Besondere Schutzmaßnahmen

Die Vorstandsvorsitzende der KVB Stefanie Haaks sagte, dass es in den Bussen und Bahnen nicht immer möglich sein werde, die Abstandsregel von mindestens 1,5 Metern einzuhalten. Daher appelliere die KVB an die Fahrgäste in den Hauptverkehrszeiten nur wirklich nötige Fahrten mit Bus und Bahn zu unternehmen. Zudem sollen bei Aus- und Einsteigen alle Türen genutzt werden. Die Fahrerinnen und Fahrer seien weiter dazu angehalten selbsttätig und automatisch alle Türen zu öffnen. Gerade in dieser Situation sollen Fahrgäste auf den Abstand zueinander achten. Die Fahrgäste sollten einen Mund- und Nasenschutz tragen. Als Geste werden in den kommenden Tagen an den großen Kölner Haltestellen Masken verschenkt. Fahrräder und E-Scooter sollten derzeit nicht mitgenommen werden, da diese viel Platz beanspruchen, der für die Einhaltung von Abstandsregeln benötigt werde.

Desinfektion

Die KVB definierte Regeln für die Reinigung und Desinfektion der Bahnen und Busse in der Phase der Corona-Pandemie. So sei ein externer Dienstleister engagiert worden, der die Stadtbahnen an den Endhaltestellen reinigt und desinfiziert, vor allem etwa die Haltegriffe. Zudem sollen die Fahrerinnen und Fahrer die Bahnen ausgiebig lüften. Auch die Kabinen der Fahrerinnen und Fahrer werden gereinigt und desinfiziert. Da diese keine Möglichkeit zum Händewaschen haben, sind alle Fahrerinnen und Fahrer mit einem persönlichen Hygiene und Desinfektions-Set ausgerüstet. Sie werden in den Lenkzeiten keine Schutzmasken tragen, aber auf dem Weg zum Dienst. Stefanie Haaks, die Vorstandsvorsitzende der KVB Köln, erklärte, dass jetzt ausreichend Desinfektionsmittel und Schutzausrüstung auf dem Markt zur Verfügung stehe und es keinen Engpass mehr gebe. Unter der Woche werden alle Fahrzeuge der KVB in der Zeit zwischen 21 und 5:30 Uhr desinfiziert.

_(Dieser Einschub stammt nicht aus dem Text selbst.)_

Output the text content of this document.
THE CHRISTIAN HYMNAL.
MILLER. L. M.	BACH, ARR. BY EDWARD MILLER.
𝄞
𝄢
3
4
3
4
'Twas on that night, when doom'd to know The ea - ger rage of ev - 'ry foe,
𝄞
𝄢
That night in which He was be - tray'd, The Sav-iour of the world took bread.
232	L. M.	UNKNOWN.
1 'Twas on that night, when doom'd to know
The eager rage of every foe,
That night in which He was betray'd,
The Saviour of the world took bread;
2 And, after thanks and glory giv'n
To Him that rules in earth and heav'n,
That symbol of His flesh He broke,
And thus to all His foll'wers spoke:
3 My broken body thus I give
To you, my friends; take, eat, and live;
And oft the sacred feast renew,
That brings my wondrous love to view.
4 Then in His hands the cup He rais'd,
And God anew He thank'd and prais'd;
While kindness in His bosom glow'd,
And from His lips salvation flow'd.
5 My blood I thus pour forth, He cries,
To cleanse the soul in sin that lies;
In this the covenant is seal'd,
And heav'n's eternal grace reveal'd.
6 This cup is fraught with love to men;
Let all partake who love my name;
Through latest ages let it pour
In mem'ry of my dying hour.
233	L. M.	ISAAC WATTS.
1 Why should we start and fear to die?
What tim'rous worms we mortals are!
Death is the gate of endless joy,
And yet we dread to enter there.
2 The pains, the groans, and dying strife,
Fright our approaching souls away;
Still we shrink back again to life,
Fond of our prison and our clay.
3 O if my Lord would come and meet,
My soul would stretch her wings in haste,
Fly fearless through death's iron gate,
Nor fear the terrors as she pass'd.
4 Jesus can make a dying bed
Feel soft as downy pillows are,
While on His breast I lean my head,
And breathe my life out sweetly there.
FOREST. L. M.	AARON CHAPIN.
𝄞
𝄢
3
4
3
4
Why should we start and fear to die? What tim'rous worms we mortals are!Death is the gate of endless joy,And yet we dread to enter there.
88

Besondere Situation bei den KVB-Leihrädern

Die KVB stellte ihre Leihräder vor allem auch vor Krankenhäusern ab, damit sie dort dem Personal zur Verfügung stehen. Für alle die, die KVB-Räder nutzen, ist es wichtig zu wissen, dass diese nicht desinfiziert werden können. Hier sollten alle Nutzerinnen und Nutzer darauf achten, diese vor Nutzung selbst desinfizieren oder sich etwa durch entsprechende Schutzkleidung selbst schützen.

Unter den Mitarbeiterinnen und Mitarbeitern der KVB gab es eine Person, die sich mit dem Coronavirus infizierte. Zu Beginn der Pandemie mussten fünf Mitarbeiterinnen und Mitarbeiter in häusliche Quarantäne.